Allah ismi ile yani uluhiyetinin bilinmesi için insanlığı yaratmıştır. Allah bilinirse, hem uluhiyetini hem kendisi hem Rububiyeti anlaşılacaktır. “Nefsini bilen Rabbını bilir” (Men arefe nefsehu fekad arefe Rabbehu) hadisinin bir açıdan açılımıda budur. Zati ilahi hüviyeti ve Zati Nefsini bilmenin kapısı aralanmıştır. Allah ismi camisinin kapısından Zatına, hüviyetine ulaşmanın yolu belirtilmiştir. Bunu ifade eden ayetlerde ise;

“lâ ilahe illa hüve yuhyi ve yümit” (Araf/158) “O’nun ilahi hüviyetinden başka ilah yoktur, ilahi hüviyetiyle O yuhyi (hayat verici) ve yumit (hayatı sonlandıran) dır”.

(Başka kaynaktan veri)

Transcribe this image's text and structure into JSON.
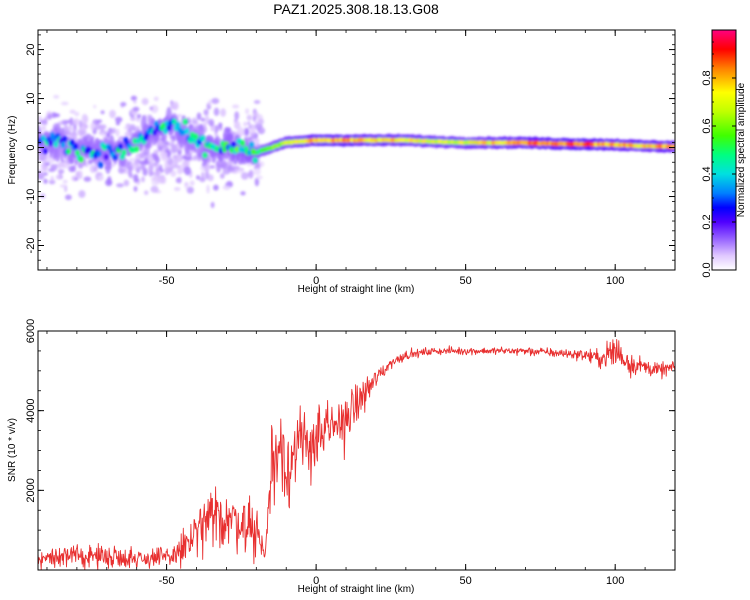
{
  "title": "PAZ1.2025.308.18.13.G08",
  "chart_data": [
    {
      "type": "heatmap",
      "name": "spectrogram",
      "xlabel": "Height of straight line (km)",
      "ylabel": "Frequency (Hz)",
      "xlim": [
        -93,
        120
      ],
      "ylim": [
        -25,
        24
      ],
      "xticks": [
        -50,
        0,
        50,
        100
      ],
      "yticks": [
        -20,
        -10,
        0,
        10,
        20
      ],
      "xtick_labels": [
        "-50",
        "0",
        "50",
        "100"
      ],
      "ytick_labels": [
        "-20",
        "-10",
        "0",
        "10",
        "20"
      ],
      "colorbar": {
        "label": "Normalized spectral amplitude",
        "range": [
          0,
          1
        ],
        "ticks": [
          0.0,
          0.2,
          0.4,
          0.6,
          0.8
        ],
        "tick_labels": [
          "0.0",
          "0.2",
          "0.4",
          "0.6",
          "0.8"
        ]
      },
      "ridge": {
        "x": [
          -93,
          -85,
          -75,
          -65,
          -55,
          -48,
          -40,
          -30,
          -20,
          -10,
          0,
          10,
          20,
          30,
          40,
          50,
          60,
          70,
          80,
          90,
          100,
          110,
          120
        ],
        "freq": [
          1,
          1,
          -1,
          -1,
          3,
          5,
          1,
          0,
          -1,
          1,
          1.5,
          1.5,
          1.5,
          1.5,
          1.2,
          1.0,
          1.0,
          1.0,
          0.8,
          0.7,
          0.6,
          0.3,
          0.2
        ],
        "amplitude": [
          0.35,
          0.4,
          0.4,
          0.4,
          0.42,
          0.4,
          0.38,
          0.45,
          0.5,
          0.7,
          0.85,
          0.85,
          0.8,
          0.78,
          0.72,
          0.72,
          0.8,
          0.85,
          0.88,
          0.9,
          0.82,
          0.8,
          0.85
        ]
      }
    },
    {
      "type": "line",
      "name": "snr",
      "xlabel": "Height of straight line (km)",
      "ylabel": "SNR (10 * v/v)",
      "xlim": [
        -93,
        120
      ],
      "ylim": [
        0,
        6000
      ],
      "xticks": [
        -50,
        0,
        50,
        100
      ],
      "yticks": [
        2000,
        4000,
        6000
      ],
      "xtick_labels": [
        "-50",
        "0",
        "50",
        "100"
      ],
      "ytick_labels": [
        "2000",
        "4000",
        "6000"
      ],
      "line_color": "#e83030",
      "envelope": {
        "x": [
          -93,
          -80,
          -70,
          -60,
          -50,
          -45,
          -40,
          -35,
          -30,
          -25,
          -20,
          -17,
          -15,
          -12,
          -10,
          -5,
          0,
          5,
          10,
          15,
          20,
          25,
          30,
          40,
          50,
          60,
          70,
          80,
          90,
          95,
          100,
          105,
          110,
          115,
          120
        ],
        "mean": [
          300,
          350,
          350,
          300,
          300,
          500,
          900,
          1300,
          1300,
          1200,
          1000,
          400,
          2500,
          3300,
          2600,
          3100,
          3300,
          3500,
          3800,
          4300,
          4800,
          5200,
          5400,
          5500,
          5500,
          5500,
          5500,
          5450,
          5400,
          5300,
          5500,
          5200,
          5100,
          5000,
          5100
        ],
        "noise": [
          250,
          280,
          300,
          280,
          300,
          500,
          700,
          800,
          800,
          700,
          800,
          300,
          1200,
          1300,
          1100,
          1000,
          900,
          800,
          700,
          500,
          300,
          150,
          120,
          100,
          100,
          100,
          120,
          120,
          150,
          250,
          600,
          350,
          200,
          200,
          150
        ]
      }
    }
  ]
}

“hüve yuhyi ve yumit” (Yunus/56) buyurarak bu vasıfların Zati hüviyetine-Zati Nefsine ait özellikler olduğunu vurgulamış ve bu vasıfları ile ilah olduğunu açıklamıştır.

“Allahu lâ ilahe illa hüvel hayyul kayyum” (Bakara/255/Ali-İmran/2) ayetiyle Allah ismi ile zuhurdaki hüviyetiyle ilahlığını ilan ettiğini ve ilahi hüviyeti ile hayy ve kayyum olduğunu ilan etmektedir.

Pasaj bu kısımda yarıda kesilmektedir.